With the containers running the alerts can now be triggered. To trigger the health check alert, the Postgres exporter container is stopped:
docker stop postgres-exporter
After a short period the alert is raised, and can be viewed in Alertmanager. Alertmanager of course is running in a docker container, and its web interface is available at:
http://localhost:9093/
Figure 1: Alertmanager health alert
The alert notification is also sent to Slack:
Figure 2: Slack health alert notification
Once the alert has been raised the container can be restarted:
docker start postgres-exporter
After a short period (based on the send_resolved
configuration) a resolved notification will be sent to Slack :
Figure 3: Slack health alert resolved notification
The second alert that has been configured is for when an application’s Kafka consumer group is found to be lagging, being over 100 messages behind the topic partition offset for over 10 seconds. To cause this situation to occur, the application endpoint can be called to trigger sending a large volume of events. By setting the delay between each send to 0 milliseconds, large batches of events are sent to the topic. The application consumer quickly falls behind as it consumes and processes each message serially. Trigger the events with:
curl -v -d '{"periodToSendSeconds":5, "delayMilliseconds":0}' -H "Content-Type: application/json" -X POST http://localhost:9001/v1/trigger
Viewing the consumer lag panel in the Kafka dashboard in Grafana, it can be observed that such a high volume of events are generated that the consumer lag nearly reaches 2 million and remains high for a sustained period:
Figure 4: Consumer lag visualised in Grafana
As a result the alert is triggered, one for each topic partition that is lagging for the application consumer group.
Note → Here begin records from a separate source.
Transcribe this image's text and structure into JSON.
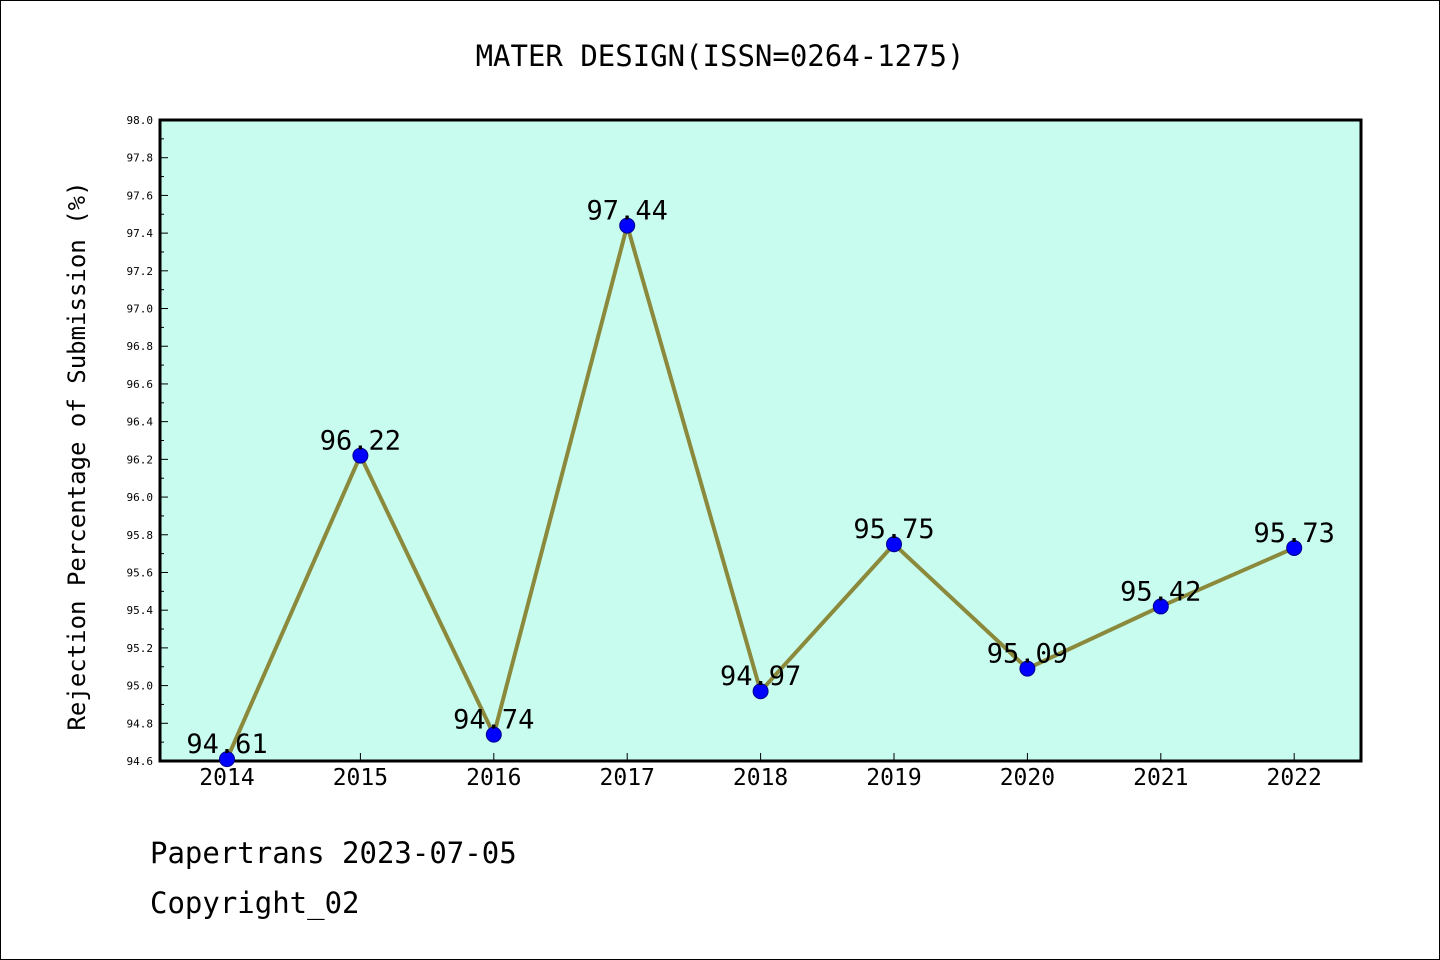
{
  "chart_data": {
    "type": "line",
    "title": "MATER DESIGN(ISSN=0264-1275)",
    "ylabel": "Rejection Percentage of Submission (%)",
    "xlabel": "",
    "categories": [
      "2014",
      "2015",
      "2016",
      "2017",
      "2018",
      "2019",
      "2020",
      "2021",
      "2022"
    ],
    "values": [
      94.61,
      96.22,
      94.74,
      97.44,
      94.97,
      95.75,
      95.09,
      95.42,
      95.73
    ],
    "data_labels": [
      "94.61",
      "96.22",
      "94.74",
      "97.44",
      "94.97",
      "95.75",
      "95.09",
      "95.42",
      "95.73"
    ],
    "ylim": [
      94.6,
      98.0
    ],
    "y_ticks": [
      "94.6",
      "94.8",
      "95.0",
      "95.2",
      "95.4",
      "95.6",
      "95.8",
      "96.0",
      "96.2",
      "96.4",
      "96.6",
      "96.8",
      "97.0",
      "97.2",
      "97.4",
      "97.6",
      "97.8",
      "98.0"
    ],
    "grid": false,
    "colors": {
      "plot_background": "#c8fcee",
      "line": "#8b8a3c",
      "marker": "#0000ff"
    }
  },
  "footer": {
    "source": "Papertrans 2023-07-05",
    "copyright": "Copyright_02"
  }
}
This can be observed in Alertmanager:
Figure 5: Slack Kafka consumer group lag alert notifications
The three alert notifications are sent to Slack:
Figure 6: Slack Kafka consumer group lag alert notifications
As with the other resources, Prometheus is configured to scrape metrics from Alertmanager in the prometheus.yml properties file:
- job_name: alertmanager
static_configs:
- targets: ['alertmanager:9093']
The Alertmanager dashboard is imported into Grafana as described in the previous article. Metrics around the health, CPU and memory usage of the service are surfaced, along with metrics on the alerts being raised. Here the dashboard shows that 4 alerts, the health check alert and 3 consumer lag alerts, have been triggered:
Figure 7: Monitoring Alertmanager
Prometheus, Grafana and Alertmanager provide the ability to comprehensively monitor a system and raise alerts when configured rule thresholds are breached. Metrics are scraped from configured targets by Prometheus, with Grafana querying the metrics to visualise in charts and graphs. Prometheus raises alerts using Alertmanager to notify different targets like Slack and Pagerduty, enabling the support team to act efficiently to resolve issues.